I have decided to write a play. A one-act play, in time to submit to the Pittsburgh New Works festival contest – deadline, early April. I have decided to write a play, a one-act play, in time to submit to the Pittsburgh New Works festival contest, deadline, early April and I am putting my commitment out here on my blog for personal and public accountability.
I’ve been a little lost in terms of my writing ever since I wrote the first draft of my novel, realized it was the very definition of first novel and probably not worth working on any longer and boxed it, along with all of the writing from my twenties, and moved it to the third floor of the house. The physicality of this act was extremely satisfying, enough so that I didn’t do anything digitally like store the writing on a jump drive and then pack the jump drive away…no, my digital files remain in the same limbo they always have, organized into folders that I don’t look at anymore. It’s a pretty decent system.
I just haven’t known what to tackle next. It’s not for lack of inspiration – I constantly play around with ideas – a mystery novel! An essay! That book on marriage I always talk about! Convincing myself to commit to a project, though, has been much more difficult…probably because I know how much work will be involved once I begin.
But this I know – I have to be writing something. Even if I never make a career of writing (well, creative writing – I do write for a living – you know what I mean) , which I am actually more okay with than I ever thought I would be, I have an artistic streak that needs to be nurtured. It’s the element of my character that has me considering things like pottery classes and taking up impressionist painting or maybe taking a hip hop jazz class – I care about my job and I love my family like crazy but I’ve always needed something else.

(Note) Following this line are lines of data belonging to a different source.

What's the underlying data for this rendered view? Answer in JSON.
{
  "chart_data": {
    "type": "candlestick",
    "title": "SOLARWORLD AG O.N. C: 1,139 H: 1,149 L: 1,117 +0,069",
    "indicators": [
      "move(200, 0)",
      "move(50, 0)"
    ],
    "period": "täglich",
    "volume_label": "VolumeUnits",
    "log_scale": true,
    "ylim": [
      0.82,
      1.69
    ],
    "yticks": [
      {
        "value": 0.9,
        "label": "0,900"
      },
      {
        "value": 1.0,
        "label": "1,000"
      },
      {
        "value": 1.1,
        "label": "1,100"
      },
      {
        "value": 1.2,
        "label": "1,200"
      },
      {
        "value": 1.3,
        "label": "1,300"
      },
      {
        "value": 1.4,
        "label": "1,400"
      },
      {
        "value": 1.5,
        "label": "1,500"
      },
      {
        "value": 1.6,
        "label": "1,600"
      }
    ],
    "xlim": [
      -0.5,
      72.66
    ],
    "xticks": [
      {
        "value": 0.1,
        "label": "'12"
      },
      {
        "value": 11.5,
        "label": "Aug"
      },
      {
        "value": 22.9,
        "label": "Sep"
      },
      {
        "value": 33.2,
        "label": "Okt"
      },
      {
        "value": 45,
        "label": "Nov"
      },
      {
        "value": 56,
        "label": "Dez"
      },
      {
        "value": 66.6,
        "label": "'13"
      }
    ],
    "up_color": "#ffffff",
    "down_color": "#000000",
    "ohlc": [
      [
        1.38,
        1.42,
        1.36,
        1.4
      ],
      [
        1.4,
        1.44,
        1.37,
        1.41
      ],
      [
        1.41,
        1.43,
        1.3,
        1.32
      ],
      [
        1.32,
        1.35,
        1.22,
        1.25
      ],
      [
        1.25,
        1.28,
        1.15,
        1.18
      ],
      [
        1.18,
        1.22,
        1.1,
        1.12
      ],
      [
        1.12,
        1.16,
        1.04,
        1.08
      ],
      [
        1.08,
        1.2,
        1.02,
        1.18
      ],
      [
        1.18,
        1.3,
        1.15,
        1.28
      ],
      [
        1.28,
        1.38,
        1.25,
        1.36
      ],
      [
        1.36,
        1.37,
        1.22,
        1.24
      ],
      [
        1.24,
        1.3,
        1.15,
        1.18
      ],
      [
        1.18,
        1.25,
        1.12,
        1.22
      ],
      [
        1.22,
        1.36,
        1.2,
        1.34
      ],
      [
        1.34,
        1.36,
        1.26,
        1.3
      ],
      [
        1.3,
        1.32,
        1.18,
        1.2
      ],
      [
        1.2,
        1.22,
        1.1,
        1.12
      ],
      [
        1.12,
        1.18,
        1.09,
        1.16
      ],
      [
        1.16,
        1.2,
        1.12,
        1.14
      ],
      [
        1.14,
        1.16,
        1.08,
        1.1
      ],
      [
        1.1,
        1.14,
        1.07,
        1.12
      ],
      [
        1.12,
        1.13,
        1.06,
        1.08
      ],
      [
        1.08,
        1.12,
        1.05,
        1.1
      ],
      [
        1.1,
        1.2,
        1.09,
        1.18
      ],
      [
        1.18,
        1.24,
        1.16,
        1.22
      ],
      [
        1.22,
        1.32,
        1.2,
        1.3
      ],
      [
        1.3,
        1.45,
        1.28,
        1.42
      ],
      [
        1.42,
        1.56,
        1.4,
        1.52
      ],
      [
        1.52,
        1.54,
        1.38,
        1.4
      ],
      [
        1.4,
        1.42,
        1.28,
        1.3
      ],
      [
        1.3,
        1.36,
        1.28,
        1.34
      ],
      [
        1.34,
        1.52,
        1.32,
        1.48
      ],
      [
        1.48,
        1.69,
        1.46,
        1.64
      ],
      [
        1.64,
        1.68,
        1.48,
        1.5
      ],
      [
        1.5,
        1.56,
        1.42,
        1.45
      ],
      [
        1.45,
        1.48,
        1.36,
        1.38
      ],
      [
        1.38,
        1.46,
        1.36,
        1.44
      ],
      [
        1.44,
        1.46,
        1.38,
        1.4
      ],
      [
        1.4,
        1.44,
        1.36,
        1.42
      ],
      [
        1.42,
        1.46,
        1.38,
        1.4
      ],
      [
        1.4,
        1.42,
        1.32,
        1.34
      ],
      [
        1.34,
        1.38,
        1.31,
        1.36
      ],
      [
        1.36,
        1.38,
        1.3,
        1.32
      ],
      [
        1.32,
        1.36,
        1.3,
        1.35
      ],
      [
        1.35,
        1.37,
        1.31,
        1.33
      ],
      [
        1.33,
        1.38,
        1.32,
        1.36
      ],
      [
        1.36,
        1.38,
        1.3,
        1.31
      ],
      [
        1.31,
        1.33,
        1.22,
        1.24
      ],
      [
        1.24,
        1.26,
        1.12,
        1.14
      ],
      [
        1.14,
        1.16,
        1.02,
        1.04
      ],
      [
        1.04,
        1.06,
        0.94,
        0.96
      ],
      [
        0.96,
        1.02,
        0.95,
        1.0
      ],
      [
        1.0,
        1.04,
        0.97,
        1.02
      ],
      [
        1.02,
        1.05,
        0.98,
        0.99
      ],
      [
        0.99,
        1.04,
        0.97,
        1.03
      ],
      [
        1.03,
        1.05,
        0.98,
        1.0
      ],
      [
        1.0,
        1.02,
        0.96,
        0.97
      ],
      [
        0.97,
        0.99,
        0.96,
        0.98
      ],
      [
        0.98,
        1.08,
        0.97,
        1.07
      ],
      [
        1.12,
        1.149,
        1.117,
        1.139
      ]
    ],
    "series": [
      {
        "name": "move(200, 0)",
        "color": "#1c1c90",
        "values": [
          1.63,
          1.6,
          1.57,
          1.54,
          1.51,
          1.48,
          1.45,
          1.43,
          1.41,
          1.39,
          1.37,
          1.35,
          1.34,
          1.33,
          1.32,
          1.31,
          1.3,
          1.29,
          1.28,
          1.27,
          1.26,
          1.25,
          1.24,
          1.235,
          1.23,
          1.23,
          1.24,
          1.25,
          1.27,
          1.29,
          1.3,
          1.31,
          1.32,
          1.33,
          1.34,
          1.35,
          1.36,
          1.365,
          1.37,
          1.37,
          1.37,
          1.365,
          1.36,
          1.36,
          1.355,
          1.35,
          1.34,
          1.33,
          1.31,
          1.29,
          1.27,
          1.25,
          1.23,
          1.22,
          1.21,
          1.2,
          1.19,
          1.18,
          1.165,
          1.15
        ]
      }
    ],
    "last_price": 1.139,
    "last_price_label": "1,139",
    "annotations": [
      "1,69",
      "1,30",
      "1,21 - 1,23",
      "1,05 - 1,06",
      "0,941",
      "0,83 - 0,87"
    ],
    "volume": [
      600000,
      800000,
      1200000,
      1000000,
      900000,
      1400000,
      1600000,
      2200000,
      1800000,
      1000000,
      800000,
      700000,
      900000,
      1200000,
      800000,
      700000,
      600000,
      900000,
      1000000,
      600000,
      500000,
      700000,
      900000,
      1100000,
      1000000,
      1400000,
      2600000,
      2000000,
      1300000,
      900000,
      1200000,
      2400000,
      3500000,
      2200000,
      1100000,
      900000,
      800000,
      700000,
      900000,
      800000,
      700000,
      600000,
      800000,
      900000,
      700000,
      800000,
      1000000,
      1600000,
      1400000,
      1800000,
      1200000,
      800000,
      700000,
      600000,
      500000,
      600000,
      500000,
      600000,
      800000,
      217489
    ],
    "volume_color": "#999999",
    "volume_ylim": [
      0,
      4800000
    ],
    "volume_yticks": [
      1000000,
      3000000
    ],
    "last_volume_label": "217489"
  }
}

Hmm, I feel this post quickly turning into thoughts on whether one can be an artist and work in a non-artistic environment, and if so how, and etcetera…let’s agree I will post on that subject within the month so I can move forward and discuss my decision to write a play…
I decided to write a play because it combines two of the things I am most passionate about – theater and writing – without forcing the kind of nighttime away-from-home commitment acting used to require. What’s more, for a long time now I’ve been complaining to anyone who will listen that I’m sick of hearing, reading, and God forbid, seeing the same plays over and over and over again. If I never see “A Mid-Summer Night’s Dream” , “Agamemnon”, “Steel Magnolias,” “Annie,” or “Nunsense” again I will be okay.
What’s even more appealing is the fact that there is an actual deadline I must adhere to, with an actual, tanglibe reward…none of this completing a novel and possibly submitting but also contemplating a host of other options like self-publishing or only publishing for e-readers or moving to a beta group first…instead, I write a play, bring in some actor friends to read through it, revise, read through, revise and submit. I also am really enjoying how already the process is bringing me back to my second love (the theater will always be my second love, I guess, because I started writing before I began acting, although I certainly approached acting with a lot more intensity and determination than I did writing, for a while) – I’m reading plays and thinking about seeing certain productions and remembering what it was like, once, to so totally immerse oneself in a world.
Do you ever write a post and realize that really you are writing at least three posts in one, if not more? I first began veering off with my struggle trying to balance creativity with the rest of my life and suddenly I want to write about my history with acting and theater, which I don’t believe I’ve fully detailed here before. So, hazaah…two more blog ideas (not that what I need is more blogging ideas…what I need is more time to blog).
As for the play itself, I’m walking around with the glimmer of an idea, the same way I walk around with ideas for essays and novels and short stories. Right now it’s shimmery – just out reach – but I’m letting it dance around out there while I do eminently enjoyable things like read Sam Shephard. I have no idea how this is going to work out, but it’s the something I needed to round out my days, and how I spend them.